WHITE HOUSE

Potential Pardons for Trump Family Members Are Unpopular With Voters

But roughly half of GOP voters say they’d be OK with it

President Donald Trump kisses his son Eric Trump after his inauguration on the West Front of the U.S. Capitol on Jan. 20, 2017. More than half of voters say it would be inappropriate for the president to pardon his three eldest children. (Alex Wong/Getty Images)

President Donald Trump is said to be weighing pre-emptive pardons for his eldest children and close confidants such as son-in-law Jared Kushner and personal attorney Rudy Giuliani, potential acts of clemency that Morning Consult/Politico polling shows much of the American public would find unseemly, though a number of GOP voters backed the move.

Slim majorities of voters said it would be inappropriate for Trump to pardon his three eldest children — Donald Jr., Eric and Ivanka — while just under half said it would be wrong to pardon Kushner and Giuliani. Around half of GOP voters said it would be appropriate for Trump to pardon his children and Giuliani, and roughly 2 in 5 said the same for Kushner.

The Dec. 4-6 poll of 1,990 registered voters, which has a margin of error of 2 percentage points, was conducted after The New York Times reported Trump was considering issuing pardons for the aforementioned quintet, and follows a Politico report that the president could shield as many as 20 people in his inner circle from federal charges amid fears that they could be targeted by the incoming Democratic administration.

The news is chiefly resonating among the president’s detractors: 34 percent of voters who have an unfavorable view of him said they’d heard a lot about a potential pardoning spree, compared to 15 percent of those with a favorable view of him who said the same.

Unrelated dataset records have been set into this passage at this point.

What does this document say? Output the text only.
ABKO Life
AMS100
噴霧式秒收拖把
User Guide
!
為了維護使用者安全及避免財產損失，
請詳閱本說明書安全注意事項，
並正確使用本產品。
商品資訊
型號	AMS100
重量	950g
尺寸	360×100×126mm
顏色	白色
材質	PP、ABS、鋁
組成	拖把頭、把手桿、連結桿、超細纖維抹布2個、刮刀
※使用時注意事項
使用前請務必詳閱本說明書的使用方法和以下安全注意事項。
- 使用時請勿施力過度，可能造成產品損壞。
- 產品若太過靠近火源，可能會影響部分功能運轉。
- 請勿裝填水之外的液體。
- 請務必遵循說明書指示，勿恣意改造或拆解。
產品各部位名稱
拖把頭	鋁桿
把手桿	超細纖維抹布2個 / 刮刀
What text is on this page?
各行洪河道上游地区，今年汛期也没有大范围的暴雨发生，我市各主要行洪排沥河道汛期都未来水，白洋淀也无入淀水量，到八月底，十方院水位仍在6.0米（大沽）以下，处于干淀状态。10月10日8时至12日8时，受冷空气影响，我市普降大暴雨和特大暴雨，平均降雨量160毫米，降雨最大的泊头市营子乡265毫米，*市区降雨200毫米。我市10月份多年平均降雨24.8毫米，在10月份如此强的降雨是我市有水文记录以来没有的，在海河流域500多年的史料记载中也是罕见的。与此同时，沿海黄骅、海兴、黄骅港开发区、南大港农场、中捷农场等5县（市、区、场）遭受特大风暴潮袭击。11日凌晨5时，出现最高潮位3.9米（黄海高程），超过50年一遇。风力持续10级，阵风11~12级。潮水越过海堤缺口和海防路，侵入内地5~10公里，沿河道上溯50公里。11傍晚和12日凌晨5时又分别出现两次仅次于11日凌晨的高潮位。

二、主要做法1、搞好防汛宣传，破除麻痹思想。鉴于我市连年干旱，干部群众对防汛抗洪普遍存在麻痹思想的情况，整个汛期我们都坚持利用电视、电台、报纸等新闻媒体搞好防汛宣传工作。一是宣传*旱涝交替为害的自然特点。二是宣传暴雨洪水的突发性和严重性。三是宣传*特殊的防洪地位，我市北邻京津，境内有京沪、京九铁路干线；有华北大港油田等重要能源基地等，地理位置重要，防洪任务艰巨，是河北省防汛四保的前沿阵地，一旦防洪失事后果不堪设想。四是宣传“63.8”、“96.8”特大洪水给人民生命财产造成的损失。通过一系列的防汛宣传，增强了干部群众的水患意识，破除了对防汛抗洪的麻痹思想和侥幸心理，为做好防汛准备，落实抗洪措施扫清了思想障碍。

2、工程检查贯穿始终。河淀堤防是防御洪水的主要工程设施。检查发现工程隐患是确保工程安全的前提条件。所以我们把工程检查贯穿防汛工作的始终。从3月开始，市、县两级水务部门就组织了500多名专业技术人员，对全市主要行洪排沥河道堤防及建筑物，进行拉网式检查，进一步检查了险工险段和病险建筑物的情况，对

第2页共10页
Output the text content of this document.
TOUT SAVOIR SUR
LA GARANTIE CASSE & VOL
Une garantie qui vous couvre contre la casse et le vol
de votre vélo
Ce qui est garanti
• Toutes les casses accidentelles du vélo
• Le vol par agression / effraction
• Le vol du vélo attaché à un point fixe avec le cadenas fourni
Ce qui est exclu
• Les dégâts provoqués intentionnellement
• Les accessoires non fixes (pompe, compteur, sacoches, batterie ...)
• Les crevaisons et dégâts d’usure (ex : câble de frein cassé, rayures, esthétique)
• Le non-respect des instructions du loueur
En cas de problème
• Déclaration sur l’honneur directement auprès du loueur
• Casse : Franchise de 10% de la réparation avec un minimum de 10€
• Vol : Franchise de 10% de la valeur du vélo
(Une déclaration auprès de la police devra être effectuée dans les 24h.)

For much of his presidency, Trump has tended to make decisions aimed at stoking his base, and Republican backing for the pardons is higher than it was for other potential beneficiaries during the past four years. In February, for example, just 38 percent of GOP voters said it would be appropriate for Trump to pardon longtime associate Roger Stone, who was sentenced to 40 months on charges stemming from former special counsel Robert Mueller’s Russia probe. But 43 percent of Republicans approved when Trump commuted Stone’s sentence in July.

However, some Republicans in Congress reportedly believe that such a maneuver could have political ramifications for the party, and the survey shows at least 3 in 4 Democrats and more independents than not think it would be wrong for Trump to pardon his children, his son-in-law and his personal lawyer.